The weird thing is that Hong Kong should not be a hard place to run. If its leaders just don’t do stupid things, a resourceful population and all those traditional advantages we can list by heart should make the place pretty successful. Which brings us to TransitJam on how the once-a-week ‘Water Taxi’ is essentially another ‘food truck’ dud – a minor but potentially positive initiative delivered in such a way as to make it useless.

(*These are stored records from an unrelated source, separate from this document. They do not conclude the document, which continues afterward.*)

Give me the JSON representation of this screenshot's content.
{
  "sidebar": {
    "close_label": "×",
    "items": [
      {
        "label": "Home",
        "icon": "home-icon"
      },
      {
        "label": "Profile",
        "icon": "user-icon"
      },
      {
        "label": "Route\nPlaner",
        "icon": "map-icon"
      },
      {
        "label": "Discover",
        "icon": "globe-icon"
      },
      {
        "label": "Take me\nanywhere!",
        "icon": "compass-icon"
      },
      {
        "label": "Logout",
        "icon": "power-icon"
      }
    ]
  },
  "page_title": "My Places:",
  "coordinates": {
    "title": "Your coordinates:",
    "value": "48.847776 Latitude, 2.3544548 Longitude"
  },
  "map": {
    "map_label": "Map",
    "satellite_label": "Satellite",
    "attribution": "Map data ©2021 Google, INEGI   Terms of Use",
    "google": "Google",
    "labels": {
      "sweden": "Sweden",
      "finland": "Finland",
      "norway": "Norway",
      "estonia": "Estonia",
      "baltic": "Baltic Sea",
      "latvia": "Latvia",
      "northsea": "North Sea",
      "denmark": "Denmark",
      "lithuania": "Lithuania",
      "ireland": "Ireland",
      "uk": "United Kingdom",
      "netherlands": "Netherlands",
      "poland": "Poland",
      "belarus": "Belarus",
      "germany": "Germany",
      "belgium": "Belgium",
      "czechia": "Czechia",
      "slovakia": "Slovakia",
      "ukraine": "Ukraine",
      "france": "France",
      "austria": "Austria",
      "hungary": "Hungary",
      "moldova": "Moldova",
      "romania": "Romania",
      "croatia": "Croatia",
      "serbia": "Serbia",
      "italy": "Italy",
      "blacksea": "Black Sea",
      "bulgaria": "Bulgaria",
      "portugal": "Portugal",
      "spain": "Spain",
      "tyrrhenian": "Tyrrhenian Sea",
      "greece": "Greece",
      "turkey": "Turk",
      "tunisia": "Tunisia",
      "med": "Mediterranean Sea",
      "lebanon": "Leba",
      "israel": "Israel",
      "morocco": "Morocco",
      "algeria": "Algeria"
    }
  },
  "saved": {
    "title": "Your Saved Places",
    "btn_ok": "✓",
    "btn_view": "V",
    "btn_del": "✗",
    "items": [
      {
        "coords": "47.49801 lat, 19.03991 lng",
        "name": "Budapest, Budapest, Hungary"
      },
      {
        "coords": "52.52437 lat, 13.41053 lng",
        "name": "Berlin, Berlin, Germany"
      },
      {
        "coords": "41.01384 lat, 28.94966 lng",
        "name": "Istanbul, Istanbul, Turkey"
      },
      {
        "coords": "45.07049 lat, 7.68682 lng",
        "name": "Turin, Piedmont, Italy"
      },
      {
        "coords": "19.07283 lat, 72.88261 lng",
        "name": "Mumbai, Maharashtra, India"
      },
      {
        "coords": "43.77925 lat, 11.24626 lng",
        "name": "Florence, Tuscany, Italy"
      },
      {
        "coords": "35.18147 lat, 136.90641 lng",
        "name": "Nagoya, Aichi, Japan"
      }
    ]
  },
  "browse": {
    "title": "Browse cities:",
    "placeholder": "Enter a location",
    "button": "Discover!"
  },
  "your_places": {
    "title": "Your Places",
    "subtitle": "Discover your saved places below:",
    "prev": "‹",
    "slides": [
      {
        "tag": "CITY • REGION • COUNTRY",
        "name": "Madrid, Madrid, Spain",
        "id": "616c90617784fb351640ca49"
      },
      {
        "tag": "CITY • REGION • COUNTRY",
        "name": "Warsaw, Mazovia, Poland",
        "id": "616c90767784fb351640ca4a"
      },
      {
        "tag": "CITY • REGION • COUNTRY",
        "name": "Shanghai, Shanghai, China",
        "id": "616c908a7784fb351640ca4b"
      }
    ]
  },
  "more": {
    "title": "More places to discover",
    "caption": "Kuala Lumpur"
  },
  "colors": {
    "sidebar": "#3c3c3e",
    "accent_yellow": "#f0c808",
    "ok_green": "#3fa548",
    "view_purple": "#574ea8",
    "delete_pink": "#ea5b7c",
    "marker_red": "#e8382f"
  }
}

This time with government subsidies…

…[ferry operator] CKS has been subsidised with free pier rental, free vessel licensing and is allowed to earn income from sub-letting its pier space.

Yes – there has to be a real-estate boondoggle somewhere in there.

Some reports say that the lockdown mayhem in Shanghai is subsiding; others that Guangzhou and other cities are next. An AP report from Shanghai…

“[The government] bragged too hard to their own people about how wonderful they are, and now they’ve painted themselves into a corner.” 

And a SupChina interview with Geremie Barme on the ranting old Shanghai guy and the ‘empire of tedium’…

…the Communists present this façade of unbelievable unanimity and monolithic unity. A decade ago, some Party thinkers and leaders tried to edge their way towards substantive change that would allow China to develop a kind of social maturity that was more concomitant with its impressive economic achievements. Instead, Xi et al prefer a state of paternalistic infantilization. Now, the whole world is also held hostage to the tedious panoply of the past.

…Here is China, having achieved in the terms of its own modern history, unprecedented riches, hard-won (if draconian) social stability, extraordinary achievements in every major field of pursuit, yet it is as brittle, bitter, self-absorbed, and neurotic a nation as it has been at any other time since the end of the Qing dynasty.